Lyndia Carter, a trails historian from Springville who is writing a book on the tragedy, said [LDS Apostle] Franklin D. Richards--who was then serving as the church's mission president in Britain--"was responsible, in my mind, for the late departure" because "he started the snowball down the slope" that eventually "added up to disaster."…

"Faith blinded him to reason and zealousness replaced common sense."

Indeed, in The Gathering of Zion by Wallace Stegner the story is told of Franklin D. Richards' 1856 return from his mission in Great Britain. Sometime in August Mr. Richards' group of returning missionaries overtook the Willie handcart company at North Bluff Fork. They camped with the pioneers for the night. The next morning Mr. Richards called a general meeting where he rebuked Levi Savage for his lack of faith; Mr. Savage had been the only Mormon pioneer to caution the Willie and Martin handcart companies against pushing trough to Utah so late in the season. As recorded by one of the handcart captains, John Chislett:
Richards gave us plenty of counsel to be faithful, prayerful, obedient to our leaders, etc., and wound up by prophesying in the name of Israel's God that 'though it might storm on our right hand and on our left, the Lord would keep open the way before us and we should get to Zion in safety.' (The Gathering of Zion, page 243)

So certain was he of his prophecy, before continuing the journey in their swift carriages Mr. Richards' group requested fresh meat from the pioneers. Captain Willie killed and gave the Apostle the fattest calf in the handcart company camp. Mr. Chislett later wrote, "I am ashamed for humanities sake to say [the group of returning missionaries] took it" for many pioneers would starve to death as they traveled the remaining 700 miles of trail toward Salt Lake City.
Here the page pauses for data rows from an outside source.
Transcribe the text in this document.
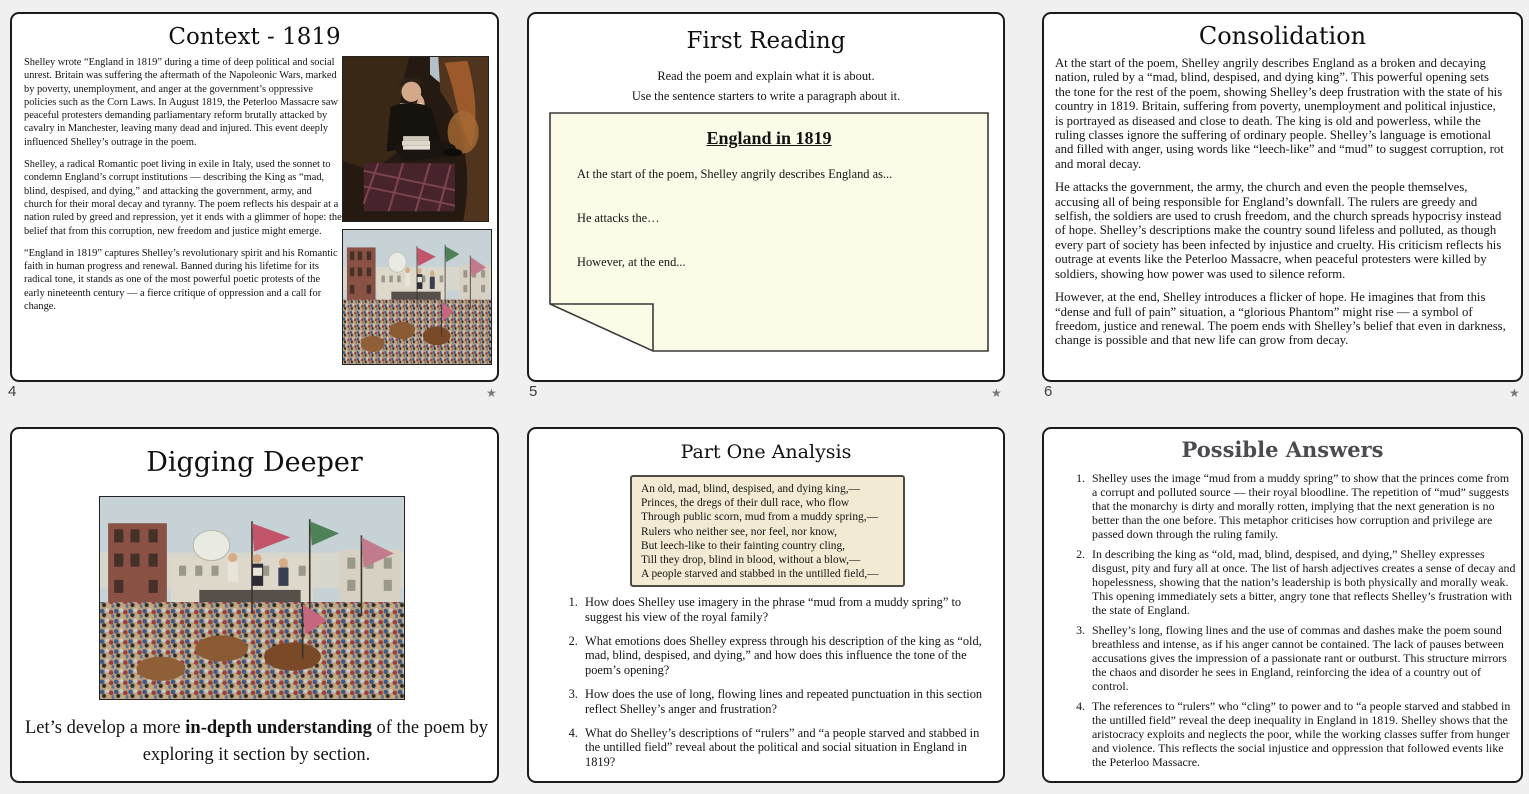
Context - 1819

Shelley wrote “England in 1819” during a time of deep political and social unrest. Britain was suffering the aftermath of the Napoleonic Wars, marked by poverty, unemployment, and anger at the government’s oppressive policies such as the Corn Laws. In August 1819, the Peterloo Massacre saw peaceful protesters demanding parliamentary reform brutally attacked by cavalry in Manchester, leaving many dead and injured. This event deeply influenced Shelley’s outrage in the poem.

Shelley, a radical Romantic poet living in exile in Italy, used the sonnet to condemn England’s corrupt institutions — describing the King as “mad, blind, despised, and dying,” and attacking the government, army, and church for their moral decay and tyranny. The poem reflects his despair at a nation ruled by greed and repression, yet it ends with a glimmer of hope: the belief that from this corruption, new freedom and justice might emerge.

“England in 1819” captures Shelley’s revolutionary spirit and his Romantic faith in human progress and renewal. Banned during his lifetime for its radical tone, it stands as one of the most powerful poetic protests of the early nineteenth century — a fierce critique of oppression and a call for change.

First Reading
Read the poem and explain what it is about.
Use the sentence starters to write a paragraph about it.
England in 1819
At the start of the poem, Shelley angrily describes England as...
He attacks the…
However, at the end...
Consolidation

At the start of the poem, Shelley angrily describes England as a broken and decaying nation, ruled by a “mad, blind, despised, and dying king”. This powerful opening sets the tone for the rest of the poem, showing Shelley’s deep frustration with the state of his country in 1819. Britain, suffering from poverty, unemployment and political injustice, is portrayed as diseased and close to death. The king is old and powerless, while the ruling classes ignore the suffering of ordinary people. Shelley’s language is emotional and filled with anger, using words like “leech-like” and “mud” to suggest corruption, rot and moral decay.

He attacks the government, the army, the church and even the people themselves, accusing all of being responsible for England’s downfall. The rulers are greedy and selfish, the soldiers are used to crush freedom, and the church spreads hypocrisy instead of hope. Shelley’s descriptions make the country sound lifeless and polluted, as though every part of society has been infected by injustice and cruelty. His criticism reflects his outrage at events like the Peterloo Massacre, when peaceful protesters were killed by soldiers, showing how power was used to silence reform.

However, at the end, Shelley introduces a flicker of hope. He imagines that from this “dense and full of pain” situation, a “glorious Phantom” might rise — a symbol of freedom, justice and renewal. The poem ends with Shelley’s belief that even in darkness, change is possible and that new life can grow from decay.

Digging Deeper
Let’s develop a more in-depth understanding of the poem by exploring it section by section.
Part One Analysis
An old, mad, blind, despised, and dying king,—
Princes, the dregs of their dull race, who flow
Through public scorn, mud from a muddy spring,—
Rulers who neither see, nor feel, nor know,
But leech-like to their fainting country cling,
Till they drop, blind in blood, without a blow,—
A people starved and stabbed in the untilled field,—
1. How does Shelley use imagery in the phrase “mud from a muddy spring” to suggest his view of the royal family?
2. What emotions does Shelley express through his description of the king as “old, mad, blind, despised, and dying,” and how does this influence the tone of the poem’s opening?
3. How does the use of long, flowing lines and repeated punctuation in this section reflect Shelley’s anger and frustration?
4. What do Shelley’s descriptions of “rulers” and “a people starved and stabbed in the untilled field” reveal about the political and social situation in England in 1819?
Possible Answers
1. Shelley uses the image “mud from a muddy spring” to show that the princes come from a corrupt and polluted source — their royal bloodline. The repetition of “mud” suggests that the monarchy is dirty and morally rotten, implying that the next generation is no better than the one before. This metaphor criticises how corruption and privilege are passed down through the ruling family.
2. In describing the king as “old, mad, blind, despised, and dying,” Shelley expresses disgust, pity and fury all at once. The list of harsh adjectives creates a sense of decay and hopelessness, showing that the nation’s leadership is both physically and morally weak. This opening immediately sets a bitter, angry tone that reflects Shelley’s frustration with the state of England.
3. Shelley’s long, flowing lines and the use of commas and dashes make the poem sound breathless and intense, as if his anger cannot be contained. The lack of pauses between accusations gives the impression of a passionate rant or outburst. This structure mirrors the chaos and disorder he sees in England, reinforcing the idea of a country out of control.
4. The references to “rulers” who “cling” to power and to “a people starved and stabbed in the untilled field” reveal the deep inequality in England in 1819. Shelley shows that the aristocracy exploits and neglects the poor, while the working classes suffer from hunger and violence. This reflects the social injustice and oppression that followed events like the Peterloo Massacre.
4	★ 5	★	6	★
Apostle Richards' prophecy failed miserably; hundreds of pioneers in those handcart companies did not get to Zion in safety. The Deseret News article reported:
[Howard Christy, professor emeritus at Brigham Young University, said,] "In my opinion, responsible leadership at the outset could have completely averted the disaster." Several recorded comments by church agents that they supposed God would intervene to protect the emigrants "shows their knowledge of the dangers of starting late. They were throwing all sense to the wind that all would be well."

As is often the case with Mormon history, the story of the Willie and Martin handcart companies has changed from one of failed prophecy and negligent leadership into a faith-promoting legacy.
Termed by some "the worst overland disaster in the history of the American West," early Latter-day Saints tended to talk about it "in hushed tones, if at all," according to William G. Hartley, associate professor of history at Brigham Young University, who moderated the [Mormon History Association] panel discussion.

"Over time, the emphasis of the story became the faith and endurance" of the emigrants, rather than the decisions that led to the disaster, he said, adding that for modern LDS youths who re-enact the handcart trek, the experience "has almost become a rite of passage."

The deaths and hardship of the handcart pioneers were tragic; and the tragedy continues today. History's attestation to failed prophecies and negligent leadership should cause people to seriously question the validity of the LDS Church and its "one true church" claims. Instead, the carefully constructed spin on the Willie and Martin story is used to appeal to peoples' emotions and anchor them more firmly than ever to an organization proven to be led by false prophets.